If Dh wanted to go away now fine, but not at the expense of family holidays. He occasionally has to travel with work and hates being away from us, so unlikely.
Also we actually like each other enough to want to go away together - odd that.

veronaswalls · 07/12/2014 19:16

YABU - one week, and its new york man, you can't land that on him. Let him go.

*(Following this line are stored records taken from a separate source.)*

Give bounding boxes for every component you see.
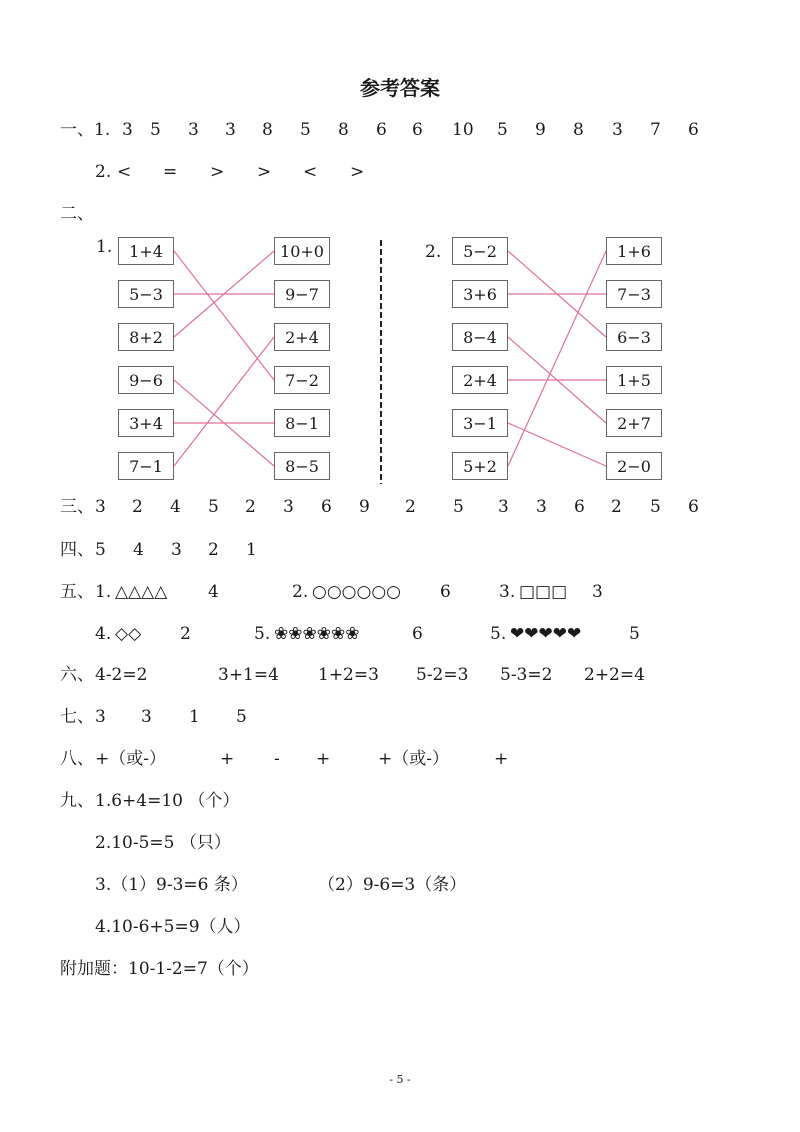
match-line (174, 251, 274, 380)
expression-box-right: 8−5 (274, 452, 330, 480)
expression-box-right: 10+0 (274, 237, 330, 265)
group1-label: 1. (96, 237, 113, 257)
answer-value: 2 (405, 497, 416, 517)
answer-value: 3 (283, 497, 294, 517)
equation: 3+1=4 (218, 665, 279, 685)
equation: 2+2=4 (584, 665, 645, 685)
answer-value: 1 (189, 707, 200, 727)
expression-box-left: 5+2 (452, 452, 508, 480)
compare-sign: < (117, 162, 132, 182)
answer-value: 2 (132, 497, 143, 517)
expression-box-left: 3+4 (118, 409, 174, 437)
shape-glyphs: ◇◇ (115, 624, 142, 644)
operator-answer: - (274, 749, 280, 769)
expression-box-left: 7−1 (118, 452, 174, 480)
s1-prefix: 一、1. (60, 120, 111, 140)
expression-box-right: 7−2 (274, 366, 330, 394)
operator-answer: + (316, 749, 331, 769)
s1-line2-prefix: 2. (95, 162, 112, 182)
s9-line-3b: （2）9-6=3（条） (318, 875, 467, 895)
answer-value: 5 (650, 497, 661, 517)
answer-value: 5 (236, 707, 247, 727)
expression-box-right: 7−3 (606, 280, 662, 308)
answer-value: 3 (612, 120, 623, 140)
expression-box-left: 8+2 (118, 323, 174, 351)
expression-box-right: 8−1 (274, 409, 330, 437)
equation: 1+2=3 (318, 665, 379, 685)
answer-value: 3 (536, 497, 547, 517)
compare-sign: > (210, 162, 225, 182)
expression-box-right: 2+4 (274, 323, 330, 351)
expression-box-left: 5−2 (452, 237, 508, 265)
shape-count: 6 (412, 624, 423, 644)
operator-answer: +（或-） (378, 749, 449, 769)
expression-box-left: 9−6 (118, 366, 174, 394)
answer-value: 2 (208, 540, 219, 560)
expression-box-right: 9−7 (274, 280, 330, 308)
shape-glyphs: ❀❀❀❀❀❀ (274, 624, 360, 644)
shape-glyphs: ○○○○○○ (312, 582, 402, 602)
expression-box-left: 2+4 (452, 366, 508, 394)
answer-value: 3 (141, 707, 152, 727)
shape-glyphs: △△△△ (115, 582, 168, 602)
answer-value: 3 (188, 120, 199, 140)
expression-box-right: 6−3 (606, 323, 662, 351)
compare-sign: > (257, 162, 272, 182)
answer-value: 6 (412, 120, 423, 140)
answer-value: 3 (122, 120, 133, 140)
answer-value: 5 (497, 120, 508, 140)
s2-heading: 二、 (60, 204, 94, 224)
s8-prefix: 八、 (60, 749, 94, 769)
expression-box-left: 3−1 (452, 409, 508, 437)
shape-count: 6 (440, 582, 451, 602)
answer-value: 9 (359, 497, 370, 517)
expression-box-left: 1+4 (118, 237, 174, 265)
answer-value: 5 (150, 120, 161, 140)
match-line (508, 251, 606, 466)
expression-box-right: 2−0 (606, 452, 662, 480)
item-label: 4. (95, 624, 112, 644)
equation: 5-2=3 (416, 665, 469, 685)
match-line (174, 337, 274, 466)
bonus-answer: 附加题：10-1-2=7（个） (60, 959, 259, 979)
expression-box-left: 5−3 (118, 280, 174, 308)
equation: 5-3=2 (500, 665, 553, 685)
answer-value: 5 (453, 497, 464, 517)
equation: 4-2=2 (95, 665, 148, 685)
item-label: 1. (95, 582, 112, 602)
expression-box-right: 1+6 (606, 237, 662, 265)
answer-value: 3 (95, 707, 106, 727)
answer-value: 3 (171, 540, 182, 560)
compare-sign: < (303, 162, 318, 182)
expression-box-right: 2+7 (606, 409, 662, 437)
s5-prefix: 五、 (60, 582, 94, 602)
expression-box-left: 8−4 (452, 323, 508, 351)
match-line (508, 423, 606, 466)
answer-value: 3 (95, 497, 106, 517)
answer-value: 6 (376, 120, 387, 140)
answer-value: 2 (245, 497, 256, 517)
answer-value: 5 (300, 120, 311, 140)
answer-value: 1 (246, 540, 257, 560)
answer-value: 5 (208, 497, 219, 517)
item-label: 5. (254, 624, 271, 644)
item-label: 2. (292, 582, 309, 602)
answer-value: 8 (262, 120, 273, 140)
s6-prefix: 六、 (60, 665, 94, 685)
answer-value: 6 (688, 120, 699, 140)
answer-value: 9 (535, 120, 546, 140)
answer-value: 10 (452, 120, 474, 140)
s7-prefix: 七、 (60, 707, 94, 727)
answer-value: 4 (133, 540, 144, 560)
shape-glyphs: ❤❤❤❤❤ (510, 624, 582, 644)
item-label: 5. (490, 624, 507, 644)
expression-box-left: 3+6 (452, 280, 508, 308)
shape-count: 5 (629, 624, 640, 644)
answer-value: 6 (574, 497, 585, 517)
s9-line-3a: 3.（1）9-3=6 条） (95, 875, 248, 895)
answer-value: 8 (338, 120, 349, 140)
compare-sign: > (350, 162, 365, 182)
shape-glyphs: □□□ (519, 582, 568, 602)
answer-value: 4 (170, 497, 181, 517)
shape-count: 4 (208, 582, 219, 602)
operator-answer: + (220, 749, 235, 769)
expression-box-right: 1+5 (606, 366, 662, 394)
answer-value: 6 (688, 497, 699, 517)
compare-sign: = (163, 162, 178, 182)
shape-count: 3 (592, 582, 603, 602)
answer-value: 5 (95, 540, 106, 560)
s3-prefix: 三、 (60, 497, 94, 517)
answer-value: 8 (573, 120, 584, 140)
answer-value: 6 (321, 497, 332, 517)
answer-value: 2 (611, 497, 622, 517)
answer-value: 7 (650, 120, 661, 140)
s9-line-4: 4.10-6+5=9（人） (95, 917, 251, 937)
s4-prefix: 四、 (60, 540, 94, 560)
page-title: 参考答案 (360, 76, 440, 100)
answer-value: 3 (498, 497, 509, 517)
group2-label: 2. (425, 242, 442, 262)
operator-answer: +（或-） (95, 749, 166, 769)
s9-line-1: 1.6+4=10 （个） (95, 791, 240, 811)
answer-value: 3 (225, 120, 236, 140)
s9-prefix: 九、 (60, 791, 94, 811)
operator-answer: + (494, 749, 509, 769)
shape-count: 2 (180, 624, 191, 644)
page-number: - 5 - (389, 1073, 411, 1086)
s9-line-2: 2.10-5=5 （只） (95, 833, 231, 853)
item-label: 3. (499, 582, 516, 602)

MrsItsNoworNotatAll · 07/12/2014 20:22

You're right. It's New York and who wouldn't want a week there, I know would.

Perhaps the op would as well or maybe better still a family holiday.

Oh but wait she can't because her selfish oh has decided holidays with his mates are more of a priority.

ReputableBiscuit · 07/12/2014 20:39

Grown men who describe their self-indulgent jollies as 'boys' holidays' are practically announcing via public address system that they are preening menchildren. Selfish fucker.

As for posters saying he's a grown man (debatable - see above) so doesn't have to ask permission. Er, he's part of a family. He has parental responsibilities. Of course he has to negotiate and compromise and seek the acceptance of family members before buggering off. Otherwise how does it differ from just leaving? And men who just leave are liable to find the damn locks changed behind them.

YANBU at all.

CrispyFern · 07/12/2014 20:48

Your DH sounds like a selfish child.

veronaswalls · 07/12/2014 20:56

Mrsitsnowornotatall - okay the family holiday alternative would be better - and it may well be a case of having one's cake and eating it - i still think though one week is not a very long time

Op i think if you feel you would be stretched and not comfortable with the situation then YANBU - i have been in a situation before in a relationship though where i wanted to do something and my oh at the time 'put their foot down' and I remember how that made me feel hence my earlier comment.

slithytove · 07/12/2014 21:16

Just read op.

I would have said no to this while pregnant. But dd is now 3 months (DS is 20 months) and I'd be ok with it.

I'd consider it if I were you. By three months you should be into the swing of things with 2. Baby groups are my saviour.

slithytove · 07/12/2014 21:22

BUT him not doing the same for you is appalling. If he can take a week off work for his holidays he can do the same for yours. Even if your ten days are split up into 5 long weekends.

Appalling too that your family budget is taken up for his holidays, get him to pay for his own!

lunar1 · 07/12/2014 21:24

You don't need to say no or sound controlling. You just need to tell home to allocate time and money and get a family holiday booked before he uses up time/money on himself. And I don't mean you have a family holiday in Scarborough while he pisses off to America again. It should be something you really want to do.

bigbluestars · 08/12/2014 06:48

slithytove- you don't get it. Of course the OP would cope. "Baby groups are my saviour" jeeze.

MrsItsNoworNotatAll · 08/12/2014 07:57

She would cope because she'd have too but why should she just so he can bugger off on another holiday with his mates.

Verona - yes I agree. A week is not a long time but the op can't have that cos her oh won't take time off so she can take a break. That's unfair and very selfish of him.